Some may wonder why we are pursuing the reconstruction. She will not walk, she will not even stand. Maybe she'll sit some day, inshallah, and this could only help. It will also definitely aid in proper hygiene. Simple hip abduction is taken for granted until you try to change Jennah's diaper. Many of you know how obsessive I am about hygiene in that area, so this is just borderline selfish for me! But seriously, imagine in the puberty years (ISA), how important it will be to keep the area clean. Finally, pain management. The odds were about 50/50 that she will suffer from juvenile arthritis. But with her new found awareness, those odds are more likely that she will indeed suffer the pain of juvenile arthritis and pursuing reconstruction at an older age can be more painful and risky with more blood loss.
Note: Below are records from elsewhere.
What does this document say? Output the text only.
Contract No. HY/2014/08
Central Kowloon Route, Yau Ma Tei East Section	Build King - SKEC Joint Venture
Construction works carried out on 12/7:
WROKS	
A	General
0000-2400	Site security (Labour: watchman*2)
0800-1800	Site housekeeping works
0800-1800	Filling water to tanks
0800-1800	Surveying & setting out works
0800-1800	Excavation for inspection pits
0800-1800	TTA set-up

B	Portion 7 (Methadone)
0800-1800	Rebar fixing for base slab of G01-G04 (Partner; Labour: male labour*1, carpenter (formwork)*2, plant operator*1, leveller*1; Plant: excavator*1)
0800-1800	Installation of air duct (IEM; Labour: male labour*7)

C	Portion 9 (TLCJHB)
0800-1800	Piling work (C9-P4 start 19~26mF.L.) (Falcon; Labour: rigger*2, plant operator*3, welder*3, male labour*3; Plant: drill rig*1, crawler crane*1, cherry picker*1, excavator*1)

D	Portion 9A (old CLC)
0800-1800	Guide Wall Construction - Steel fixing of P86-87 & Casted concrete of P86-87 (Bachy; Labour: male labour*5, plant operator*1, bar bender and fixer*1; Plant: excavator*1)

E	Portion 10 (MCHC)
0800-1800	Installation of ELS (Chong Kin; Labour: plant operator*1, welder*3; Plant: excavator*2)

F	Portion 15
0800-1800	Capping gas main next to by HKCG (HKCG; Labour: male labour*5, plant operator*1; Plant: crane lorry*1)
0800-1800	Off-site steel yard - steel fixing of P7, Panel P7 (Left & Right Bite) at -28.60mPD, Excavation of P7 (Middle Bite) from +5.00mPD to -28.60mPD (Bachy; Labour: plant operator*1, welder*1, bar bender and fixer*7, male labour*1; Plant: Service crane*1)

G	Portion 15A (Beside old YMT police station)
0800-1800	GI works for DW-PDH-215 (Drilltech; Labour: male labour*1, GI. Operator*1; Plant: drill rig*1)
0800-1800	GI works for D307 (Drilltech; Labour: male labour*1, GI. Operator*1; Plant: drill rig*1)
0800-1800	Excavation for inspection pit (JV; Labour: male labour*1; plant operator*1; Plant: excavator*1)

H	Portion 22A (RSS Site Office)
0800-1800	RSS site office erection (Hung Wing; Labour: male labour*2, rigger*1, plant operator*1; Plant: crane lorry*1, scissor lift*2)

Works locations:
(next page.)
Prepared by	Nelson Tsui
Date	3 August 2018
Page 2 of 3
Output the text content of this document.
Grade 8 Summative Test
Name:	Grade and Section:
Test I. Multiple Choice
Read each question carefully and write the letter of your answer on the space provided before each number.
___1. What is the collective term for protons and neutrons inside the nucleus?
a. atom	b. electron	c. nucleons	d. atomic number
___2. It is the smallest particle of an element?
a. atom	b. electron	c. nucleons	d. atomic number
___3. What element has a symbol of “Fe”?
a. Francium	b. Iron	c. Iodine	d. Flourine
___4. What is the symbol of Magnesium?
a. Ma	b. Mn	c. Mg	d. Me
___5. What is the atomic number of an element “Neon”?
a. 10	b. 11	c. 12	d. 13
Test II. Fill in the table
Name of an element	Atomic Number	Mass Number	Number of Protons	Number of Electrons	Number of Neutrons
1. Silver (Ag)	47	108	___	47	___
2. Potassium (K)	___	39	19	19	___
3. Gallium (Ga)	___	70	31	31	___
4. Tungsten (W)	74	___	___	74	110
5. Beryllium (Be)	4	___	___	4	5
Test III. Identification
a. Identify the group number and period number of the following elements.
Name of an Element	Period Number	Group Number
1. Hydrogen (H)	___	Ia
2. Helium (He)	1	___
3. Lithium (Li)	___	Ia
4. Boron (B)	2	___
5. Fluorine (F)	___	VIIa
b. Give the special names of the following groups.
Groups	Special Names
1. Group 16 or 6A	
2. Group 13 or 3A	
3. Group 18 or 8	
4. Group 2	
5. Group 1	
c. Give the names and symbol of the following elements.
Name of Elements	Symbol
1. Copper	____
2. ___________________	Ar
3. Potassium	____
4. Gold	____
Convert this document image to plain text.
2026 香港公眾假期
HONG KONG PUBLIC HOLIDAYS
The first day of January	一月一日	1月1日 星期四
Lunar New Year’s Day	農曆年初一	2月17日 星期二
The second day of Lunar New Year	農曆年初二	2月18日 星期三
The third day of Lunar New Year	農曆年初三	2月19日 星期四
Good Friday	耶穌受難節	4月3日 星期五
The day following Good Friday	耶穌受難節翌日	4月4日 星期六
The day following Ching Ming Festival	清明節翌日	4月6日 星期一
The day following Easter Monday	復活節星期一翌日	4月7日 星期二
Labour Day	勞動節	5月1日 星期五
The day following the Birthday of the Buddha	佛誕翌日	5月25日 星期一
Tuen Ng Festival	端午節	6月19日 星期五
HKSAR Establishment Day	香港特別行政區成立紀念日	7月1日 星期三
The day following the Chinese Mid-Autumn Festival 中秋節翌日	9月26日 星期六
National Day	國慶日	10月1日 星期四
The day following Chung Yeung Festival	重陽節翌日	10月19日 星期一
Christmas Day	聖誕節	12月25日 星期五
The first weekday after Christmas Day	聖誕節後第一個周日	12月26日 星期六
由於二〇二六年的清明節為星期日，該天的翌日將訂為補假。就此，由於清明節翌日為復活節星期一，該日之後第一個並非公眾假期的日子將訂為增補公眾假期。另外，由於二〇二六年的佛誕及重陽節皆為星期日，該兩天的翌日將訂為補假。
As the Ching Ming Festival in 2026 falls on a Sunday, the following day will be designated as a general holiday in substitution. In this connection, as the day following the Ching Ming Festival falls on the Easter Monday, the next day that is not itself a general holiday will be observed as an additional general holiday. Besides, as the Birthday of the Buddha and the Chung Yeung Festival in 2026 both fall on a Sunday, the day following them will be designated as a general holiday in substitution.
I guess I'm sharing all this (too much, perhaps?) info to convince myself, again, that we are making the right decision. I've prayed for months ... maybe over a year now ... for guidance on a decision. Her therapists and doctors (orthopedic surgeon, neurodevelopmental, pediatrician, neurologist) all agree that now is the right time to do it. So why do I still hesitate? Because I look at this every day:

When will I see her play and smile like this again after the procedure? This is what I dread most. Will she smile while she’s in the cast? Will she laugh and dance around when we turn on Lady Gaga’s Pokerface (her favorite song … blame the uncles)? This is what pains me … but that’s probably nothing compared to the pain she will have to endure. A pain she didn’t ask for, but we are knowingly inflicting upon her. It just doesn’t seem right.